Krise in der Ukraine: Kampf dem Kompromiss
Proteste in Kiew Radikale stellen Janukowitsch Ultimatum
Kiew - Aufgebrachte Demonstranten in Kiew haben die Einigung der Opposition mit der Regierung am Freitagabend abgelehnt. Dmitrij Jarusch, Anführer der radikalen Splittergruppe Rechter Sektor, kündigte auf dem Maidan an, die Waffen nicht niederzulegen, bevor Präsident Wiktor Janukowitsch nicht zurücktrete.
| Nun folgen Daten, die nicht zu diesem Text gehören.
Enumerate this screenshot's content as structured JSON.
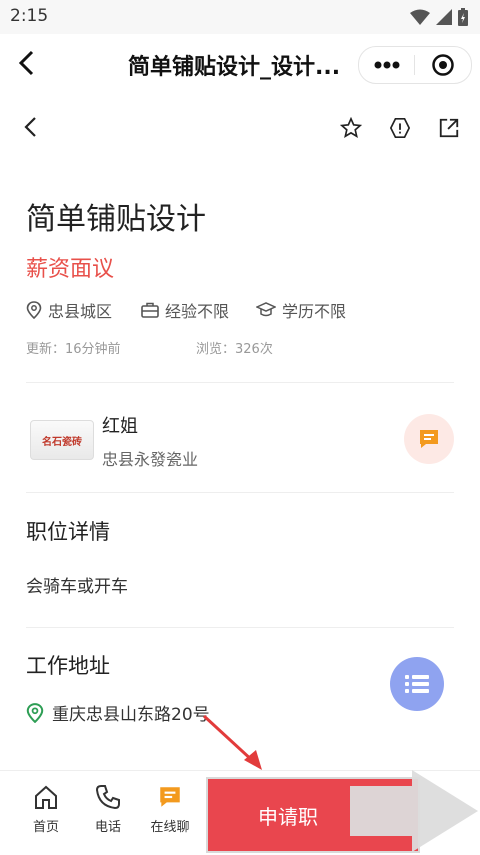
{
  "status_bar": {
    "time": "2:15"
  },
  "mini_bar": {
    "title": "简单铺贴设计_设计..."
  },
  "job": {
    "title": "简单铺贴设计",
    "salary": "薪资面议",
    "location": "忠县城区",
    "experience": "经验不限",
    "education": "学历不限",
    "updated": "更新：16分钟前",
    "views": "浏览：326次"
  },
  "contact": {
    "logo_text": "名石瓷砖",
    "name": "红姐",
    "company": "忠县永發瓷业"
  },
  "details": {
    "heading": "职位详情",
    "text": "会骑车或开车"
  },
  "work_address": {
    "heading": "工作地址",
    "address": "重庆忠县山东路20号"
  },
  "bottom_bar": {
    "home": "首页",
    "phone": "电话",
    "chat": "在线聊",
    "apply": "申请职"
  },
  "colors": {
    "salary": "#e8504a",
    "apply": "#e9464e",
    "chat_icon": "#f39a1e",
    "fab": "#8fa3f0",
    "location_pin": "#2e9e55"
  }
}
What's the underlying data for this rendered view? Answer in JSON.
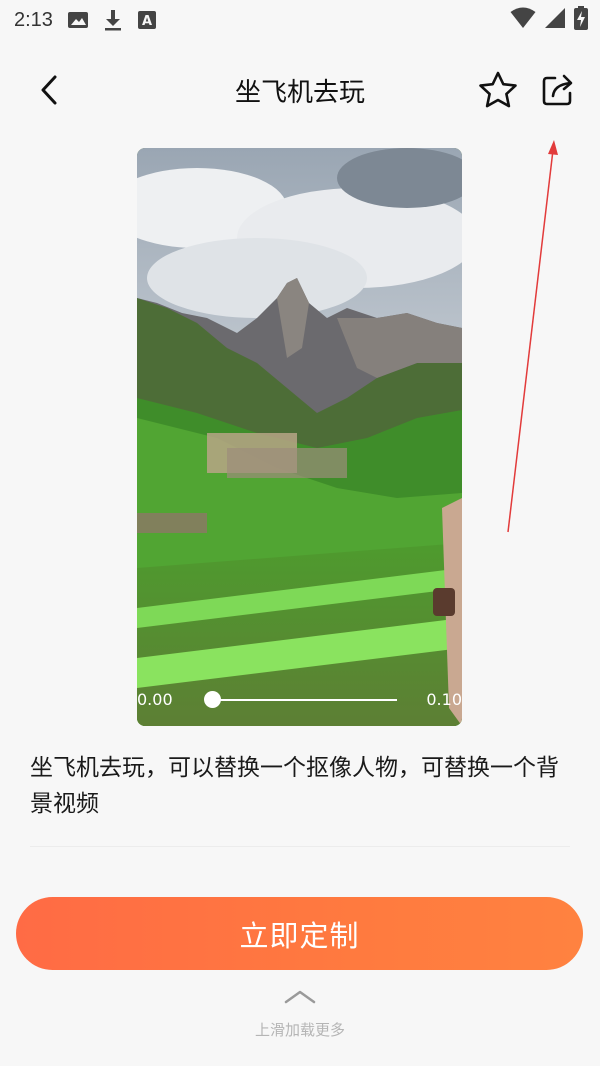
{
  "status_bar": {
    "time": "2:13",
    "left_icons": [
      "image-icon",
      "download-icon",
      "keyboard-a-icon"
    ],
    "right_icons": [
      "wifi-icon",
      "cellular-signal-icon",
      "battery-charging-icon"
    ]
  },
  "header": {
    "title": "坐飞机去玩",
    "back_icon": "chevron-left-icon",
    "favorite_icon": "star-outline-icon",
    "share_icon": "share-icon"
  },
  "video": {
    "current_time": "0.00",
    "duration": "0.10",
    "progress": 0.0
  },
  "description": "坐飞机去玩，可以替换一个抠像人物，可替换一个背景视频",
  "cta": {
    "label": "立即定制",
    "gradient_start": "#ff6b45",
    "gradient_end": "#ff8240"
  },
  "footer": {
    "swipe_icon": "chevron-up-icon",
    "load_more": "上滑加载更多"
  },
  "colors": {
    "background": "#f7f7f7",
    "accent": "#ff7340",
    "annotation_arrow": "#e23b3b"
  }
}
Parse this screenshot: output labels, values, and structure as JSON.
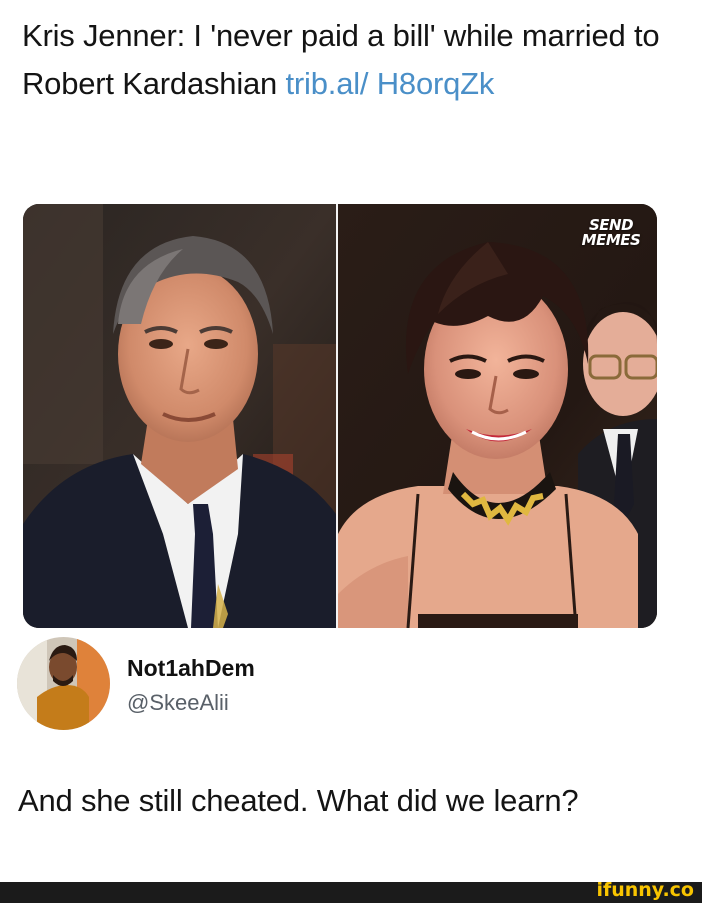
{
  "tweet": {
    "text_before_link": "Kris Jenner: I 'never paid a bill' while married to Robert Kardashian ",
    "link_text": "trib.al/ H8orqZk",
    "link_color": "#4a8fc8"
  },
  "photo": {
    "watermark_line1": "SEND",
    "watermark_line2": "MEMES"
  },
  "reply": {
    "display_name": "Not1ahDem",
    "handle": "@SkeeAlii",
    "text": "And she still cheated. What did we learn?"
  },
  "footer": {
    "logo_text": "ifunny.co",
    "bar_color": "#1b1b1b",
    "logo_color": "#f8c400"
  }
}
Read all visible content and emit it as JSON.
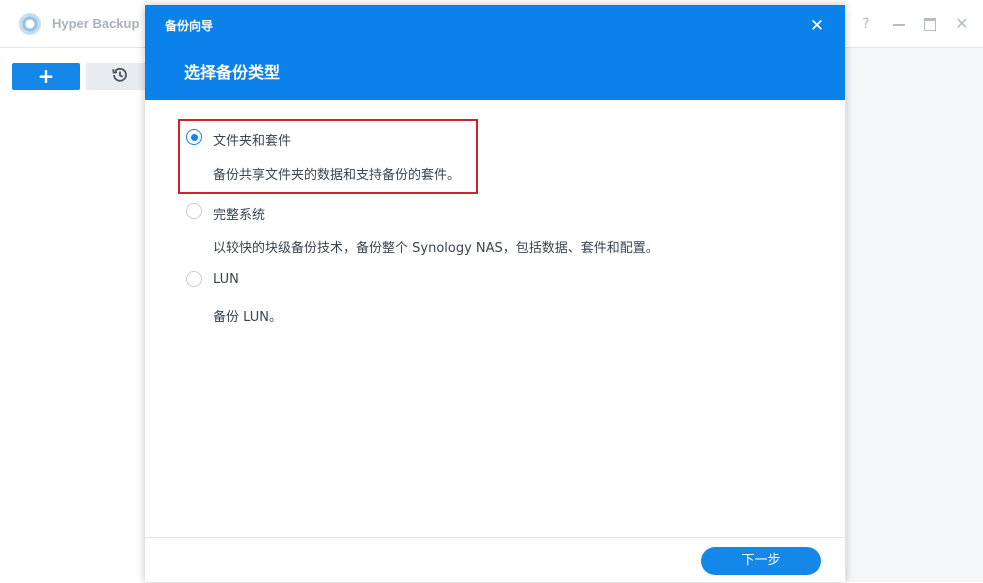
{
  "app": {
    "title": "Hyper Backup",
    "window_controls": {
      "help": "?",
      "close": "✕"
    },
    "toolbar": {
      "add_label": "+",
      "history_icon": "history-icon"
    }
  },
  "dialog": {
    "caption": "备份向导",
    "close_label": "✕",
    "heading": "选择备份类型",
    "options": [
      {
        "label": "文件夹和套件",
        "description": "备份共享文件夹的数据和支持备份的套件。",
        "checked": true
      },
      {
        "label": "完整系统",
        "description": "以较快的块级备份技术，备份整个 Synology NAS，包括数据、套件和配置。",
        "checked": false
      },
      {
        "label": "LUN",
        "description": "备份 LUN。",
        "checked": false
      }
    ],
    "next_label": "下一步"
  },
  "colors": {
    "accent": "#0b81ea",
    "highlight": "#d3212c"
  }
}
Nationalistische Aktivisten bekamen Applaus für ihre Ankündigung, am Samstagvormittag das Präsidialamt zu stürmen, falls Janukowitsch bis dahin nicht gegangen sein sollte. Tausende Demonstranten auf dem Maidan riefen "Tod dem Verbrecher!"
Der Präsident soll Medienberichten zufolge am Freitagabend die Hauptstadt Kiew verlassen haben. Der Staatschef sei mit einem engen Kreis Vertrauter zunächst in die ukrainische Stadt Charkow geflogen, berichtete das Internetportal der Zeitung "Serkalo Nedeli" unter Berufung auf Funktionäre . Auch andere Medien berichteten darüber und beriefen sich auf jeweils eigene Kontakte in der Präsidialverwaltung. Demnach habe Janukowitsch persönliche Dinge aus seiner Residenz abholen lassen.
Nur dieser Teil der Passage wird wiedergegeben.